03/07/2026 15:00
- 19:30
HALL: Pola - School of Journalism
Contact:
Mccosker P.
Chair:
Mccosker P.
The ways we live and think in and about our world seem to be increasingly polarised into mutually exclusive oppositions. Our understanding of opposition and difference seems to have become crude and coarse: either/or trumps both/and. The zero-sum of inequality proliferates, displacing the differentiated unities of forms of equality.
This panel seeks to explore richer ways of conceiving opposition and difference, taking its impulse from a number of under-appreciated works including Romano Guardini's Der Gegensatz (1925) and Paul Roubiczek's Thinking in Opposites (1952), as well as Nicholas of Cusa's coincidentia oppositorum. What are the ways of thinking through opposition and difference we can (re)source from the humanities and social sciences: how can we imagine our way beyond simplistic polarisations?

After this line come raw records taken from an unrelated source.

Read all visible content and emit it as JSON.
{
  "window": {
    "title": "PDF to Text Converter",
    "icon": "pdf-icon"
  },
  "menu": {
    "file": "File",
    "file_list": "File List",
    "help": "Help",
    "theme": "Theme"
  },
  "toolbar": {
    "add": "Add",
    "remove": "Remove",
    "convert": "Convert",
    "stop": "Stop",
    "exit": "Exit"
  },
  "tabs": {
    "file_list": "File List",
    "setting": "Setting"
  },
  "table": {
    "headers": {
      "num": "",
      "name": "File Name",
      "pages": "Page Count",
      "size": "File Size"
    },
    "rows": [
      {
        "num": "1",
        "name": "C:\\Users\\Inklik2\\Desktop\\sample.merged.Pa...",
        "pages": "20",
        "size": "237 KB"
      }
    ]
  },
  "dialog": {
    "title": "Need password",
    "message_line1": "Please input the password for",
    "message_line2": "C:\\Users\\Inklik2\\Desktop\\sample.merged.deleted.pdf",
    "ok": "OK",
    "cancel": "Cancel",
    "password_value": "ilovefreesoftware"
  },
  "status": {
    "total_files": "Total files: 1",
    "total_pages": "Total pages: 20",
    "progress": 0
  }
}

We invite papers which consider ways of thinking about opposition (or difference) in fresh and variegated ways, from whatever discipline. While links to the thinking of Cusanus, Guardini, or Roubiczek are welcomed, they are not necessary. The papers may be historical and/or constructive.
This session is linked to the research project on 'Theologies of Catholicity' based at the Institute for Religion and Critical Inquiry at the Australian Catholic University in Melbourne, and co-led with colleagues from KU Leuven and St Andrew's University.